Regarding that rate, I’m no expert but my guess is that it’s the result of math,...

heavyset_go · on Aug 9, 2021

The author addresses this point:

> Perhaps Apple is basing their "1 in 1 trillion" estimate on the number of bits in their hash? With cryptographic hashes (MD5, SHA1, etc.), we can use the number of bits to identify the likelihood of a collision. If the odds are "1 in 1 trillion", then it means the algorithm has about 40 bits for the hash. However, counting the bit size for a hash does not work with perceptual hashes.

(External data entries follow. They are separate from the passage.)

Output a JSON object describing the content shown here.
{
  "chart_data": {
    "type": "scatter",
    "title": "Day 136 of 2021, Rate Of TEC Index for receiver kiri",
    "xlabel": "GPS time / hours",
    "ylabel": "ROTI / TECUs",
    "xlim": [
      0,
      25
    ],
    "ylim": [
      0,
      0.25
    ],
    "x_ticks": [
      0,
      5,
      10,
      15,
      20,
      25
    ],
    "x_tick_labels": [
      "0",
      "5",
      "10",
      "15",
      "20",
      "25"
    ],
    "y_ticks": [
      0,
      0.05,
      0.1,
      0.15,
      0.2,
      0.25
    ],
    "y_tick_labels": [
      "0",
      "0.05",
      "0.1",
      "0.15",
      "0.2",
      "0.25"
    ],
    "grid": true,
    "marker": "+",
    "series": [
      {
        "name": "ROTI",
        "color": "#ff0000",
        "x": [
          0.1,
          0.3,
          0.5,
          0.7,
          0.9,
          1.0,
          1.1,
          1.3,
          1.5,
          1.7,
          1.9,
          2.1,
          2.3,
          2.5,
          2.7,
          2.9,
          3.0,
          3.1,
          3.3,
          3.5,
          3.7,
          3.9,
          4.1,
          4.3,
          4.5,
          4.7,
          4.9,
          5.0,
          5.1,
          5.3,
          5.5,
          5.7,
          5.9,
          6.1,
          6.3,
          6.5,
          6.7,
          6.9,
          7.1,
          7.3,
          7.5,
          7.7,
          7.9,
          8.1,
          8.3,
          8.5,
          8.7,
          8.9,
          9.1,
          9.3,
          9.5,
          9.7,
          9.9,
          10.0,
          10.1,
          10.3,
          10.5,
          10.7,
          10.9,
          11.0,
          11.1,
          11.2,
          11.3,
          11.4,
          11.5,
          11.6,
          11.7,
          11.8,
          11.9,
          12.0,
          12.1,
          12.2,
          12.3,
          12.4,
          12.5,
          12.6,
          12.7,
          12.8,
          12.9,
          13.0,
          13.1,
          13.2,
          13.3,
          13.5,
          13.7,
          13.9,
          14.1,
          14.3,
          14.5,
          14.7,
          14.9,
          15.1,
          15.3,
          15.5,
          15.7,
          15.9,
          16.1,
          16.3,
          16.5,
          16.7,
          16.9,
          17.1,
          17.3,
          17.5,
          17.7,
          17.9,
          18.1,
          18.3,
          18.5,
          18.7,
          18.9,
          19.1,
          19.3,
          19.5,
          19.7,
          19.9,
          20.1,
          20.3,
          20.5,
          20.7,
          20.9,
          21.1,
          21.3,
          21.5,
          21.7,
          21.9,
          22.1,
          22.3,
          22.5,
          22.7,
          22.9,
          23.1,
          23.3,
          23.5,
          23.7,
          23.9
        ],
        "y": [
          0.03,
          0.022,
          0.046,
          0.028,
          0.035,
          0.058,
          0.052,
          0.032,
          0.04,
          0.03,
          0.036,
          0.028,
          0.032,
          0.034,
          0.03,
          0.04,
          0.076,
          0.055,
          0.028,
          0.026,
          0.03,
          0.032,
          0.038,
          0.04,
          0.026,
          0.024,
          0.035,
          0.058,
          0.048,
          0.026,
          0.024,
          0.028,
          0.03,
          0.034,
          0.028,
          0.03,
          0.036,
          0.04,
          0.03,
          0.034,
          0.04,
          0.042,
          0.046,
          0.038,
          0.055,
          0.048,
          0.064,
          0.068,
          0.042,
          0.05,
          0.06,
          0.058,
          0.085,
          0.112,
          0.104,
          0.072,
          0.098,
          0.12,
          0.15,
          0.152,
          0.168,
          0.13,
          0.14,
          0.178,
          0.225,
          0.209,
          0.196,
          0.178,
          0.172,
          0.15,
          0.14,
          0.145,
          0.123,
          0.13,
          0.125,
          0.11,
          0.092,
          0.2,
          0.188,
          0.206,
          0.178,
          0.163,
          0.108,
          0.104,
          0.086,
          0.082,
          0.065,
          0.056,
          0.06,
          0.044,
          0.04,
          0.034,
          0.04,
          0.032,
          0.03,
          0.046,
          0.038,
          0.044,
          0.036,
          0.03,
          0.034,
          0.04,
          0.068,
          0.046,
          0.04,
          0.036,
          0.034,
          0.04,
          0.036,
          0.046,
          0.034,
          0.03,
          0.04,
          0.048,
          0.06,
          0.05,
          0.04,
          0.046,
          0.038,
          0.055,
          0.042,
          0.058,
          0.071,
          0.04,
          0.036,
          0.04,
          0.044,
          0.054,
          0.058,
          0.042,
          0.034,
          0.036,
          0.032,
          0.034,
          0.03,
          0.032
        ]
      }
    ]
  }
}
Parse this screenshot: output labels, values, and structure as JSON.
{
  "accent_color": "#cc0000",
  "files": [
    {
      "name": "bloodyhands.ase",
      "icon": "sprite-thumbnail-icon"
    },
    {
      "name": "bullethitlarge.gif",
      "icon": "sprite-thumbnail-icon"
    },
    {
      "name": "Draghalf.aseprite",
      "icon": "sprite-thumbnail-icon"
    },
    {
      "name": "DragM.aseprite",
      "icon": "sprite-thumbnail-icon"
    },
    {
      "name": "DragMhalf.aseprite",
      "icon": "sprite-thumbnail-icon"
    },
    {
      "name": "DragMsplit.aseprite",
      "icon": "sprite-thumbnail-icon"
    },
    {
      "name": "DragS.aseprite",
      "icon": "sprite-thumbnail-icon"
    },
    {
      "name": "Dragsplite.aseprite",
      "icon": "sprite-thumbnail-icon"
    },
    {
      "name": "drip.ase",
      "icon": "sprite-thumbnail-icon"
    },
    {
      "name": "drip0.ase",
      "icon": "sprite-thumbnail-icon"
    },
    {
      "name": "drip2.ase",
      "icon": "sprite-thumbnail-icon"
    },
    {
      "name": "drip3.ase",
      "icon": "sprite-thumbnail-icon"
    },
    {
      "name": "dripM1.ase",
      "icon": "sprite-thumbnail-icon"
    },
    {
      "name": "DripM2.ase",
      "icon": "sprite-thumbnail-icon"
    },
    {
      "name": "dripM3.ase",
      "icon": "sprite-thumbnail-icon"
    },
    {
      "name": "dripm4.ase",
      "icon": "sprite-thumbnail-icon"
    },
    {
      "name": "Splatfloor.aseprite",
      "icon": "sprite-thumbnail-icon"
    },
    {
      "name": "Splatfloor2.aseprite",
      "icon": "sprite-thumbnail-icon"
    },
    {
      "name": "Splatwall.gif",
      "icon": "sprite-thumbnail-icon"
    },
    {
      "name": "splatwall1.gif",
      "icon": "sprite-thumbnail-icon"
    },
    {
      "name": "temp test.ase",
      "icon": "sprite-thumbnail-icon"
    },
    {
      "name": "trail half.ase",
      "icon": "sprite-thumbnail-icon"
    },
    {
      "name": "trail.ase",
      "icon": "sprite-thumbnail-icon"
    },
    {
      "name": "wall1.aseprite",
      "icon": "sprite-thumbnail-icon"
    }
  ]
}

> With perceptual hashes, the real question is how often do those specific attributes appear in a photo. This isn't the same as looking at the number of bits in the hash. (Two different pictures of cars will have different perceptual hashes. Two different pictures of similar dogs taken at similar angles will have similar hashes. And two different pictures of white walls will be almost identical.)

> With AI-driven perceptual hashes, including algorithms like Apple's NeuralHash, you don't even know the attributes so you cannot directly test the likelihood. The only real solution is to test by passing through a large number of visually different images. But as I mentioned, I don't think Apple has access to 1 trillion pictures.

> What is the real error rate? We don't know. Apple doesn't seem to know. And since they don't know, they appear to have just thrown out a really big number. As far as I can tell, Apple's claim of "1 in 1 trillion" is a baseless estimate. In this regard, Apple has provided misleading support for their algorithm and misleading accuracy rates.